SQL Server 2019 Big Data Cluster

You can run Transformer pipelines using Spark deployed on SQL Server 2019 Big Data Cluster (BDC). Transformer supports SQL Server 2019 Cumulative Update 4 or later. SQL Server 2019 BDC uses Apache Livy to submit Spark jobs.

To run a pipeline on SQL Server 2019 BDC, configure the pipeline to use SQL Server 2019 BDC as the cluster manager type on the Cluster tab of pipeline properties.
Important: The SQL Server 2019 BDC cluster must be able to access Transformer to send the status, metrics, and offsets for running pipelines. Grant the cluster access to the Transformer URL, as described in the installation instructionsGranting the Spark Cluster Access to Transformer.

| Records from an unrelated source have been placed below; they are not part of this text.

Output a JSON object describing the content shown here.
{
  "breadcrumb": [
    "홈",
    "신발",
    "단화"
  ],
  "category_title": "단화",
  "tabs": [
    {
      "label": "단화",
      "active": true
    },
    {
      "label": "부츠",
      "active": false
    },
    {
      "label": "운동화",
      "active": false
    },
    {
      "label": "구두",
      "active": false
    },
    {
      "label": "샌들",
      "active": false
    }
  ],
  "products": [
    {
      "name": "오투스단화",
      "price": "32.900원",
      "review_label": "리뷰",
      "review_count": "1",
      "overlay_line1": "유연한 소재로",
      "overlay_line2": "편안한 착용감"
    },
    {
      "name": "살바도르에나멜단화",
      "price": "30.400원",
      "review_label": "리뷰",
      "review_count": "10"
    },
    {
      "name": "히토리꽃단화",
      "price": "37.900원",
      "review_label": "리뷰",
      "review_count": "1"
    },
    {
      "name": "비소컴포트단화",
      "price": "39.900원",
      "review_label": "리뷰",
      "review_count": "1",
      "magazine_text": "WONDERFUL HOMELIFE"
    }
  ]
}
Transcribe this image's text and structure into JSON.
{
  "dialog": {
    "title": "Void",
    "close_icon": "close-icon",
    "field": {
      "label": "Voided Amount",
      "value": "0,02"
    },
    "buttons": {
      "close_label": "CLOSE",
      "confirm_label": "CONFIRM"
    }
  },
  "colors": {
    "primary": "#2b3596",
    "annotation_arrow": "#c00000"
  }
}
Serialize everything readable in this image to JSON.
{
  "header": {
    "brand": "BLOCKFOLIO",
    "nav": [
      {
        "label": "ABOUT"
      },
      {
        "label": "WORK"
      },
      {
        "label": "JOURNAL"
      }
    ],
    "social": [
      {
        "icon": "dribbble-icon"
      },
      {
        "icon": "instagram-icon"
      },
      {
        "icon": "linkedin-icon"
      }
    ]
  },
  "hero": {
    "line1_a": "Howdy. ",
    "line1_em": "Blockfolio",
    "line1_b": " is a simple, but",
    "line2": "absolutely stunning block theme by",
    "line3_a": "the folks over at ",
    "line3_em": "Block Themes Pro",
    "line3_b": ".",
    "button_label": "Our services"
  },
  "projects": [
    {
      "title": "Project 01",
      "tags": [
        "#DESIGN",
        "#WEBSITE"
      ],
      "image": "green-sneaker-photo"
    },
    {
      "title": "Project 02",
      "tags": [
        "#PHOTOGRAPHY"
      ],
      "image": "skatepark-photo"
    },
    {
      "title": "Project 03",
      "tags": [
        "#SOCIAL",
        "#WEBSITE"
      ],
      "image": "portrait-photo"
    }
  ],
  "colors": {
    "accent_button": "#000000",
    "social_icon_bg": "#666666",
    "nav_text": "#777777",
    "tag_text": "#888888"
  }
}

You specify the Livy endpoint, as well as the user name and password to access the cluster through the endpoint. When you start the pipeline, Transformer uses these credentials to launch the Spark application.

You also define the staging directory within the cluster to store the StreamSets libraries and resources needed to run the pipeline.

Important: Due to an unresolved SQL Server 2019 BDC issue, you must complete the following task before running a pipeline. On the SQL Server 2019 BDC cluster, remove the mssql-mleap-lib-assembly-1.0.jar file from the following HDFS ZIP file: /system/spark/spark_libs.zip. This issue should be fixed in the next SQL Server 2019 BDC release.

The following image displays a pipeline configured to run using Spark deployed on SQL Server 2019 BDC at the specified Livy endpoint:

Note: The first time that you run a pipeline on SQL Server 2019 BDC, it can take 5-10 minutes for the pipeline to start. This occurs because Transformer must deploy Transformer files across the cluster. This should only occur the first time that you run a Transformer pipeline on the cluster.

StreamSets provides a quick start deployment script that enables you to easily try using SQL Server 2019 BDC as a cluster manager for Transformer pipelines without additional configuration. For example, you might use the script to try using SQL Server 2019 BDC as a cluster manager but aren't ready to upgrade to Transformer 3.13.x or later.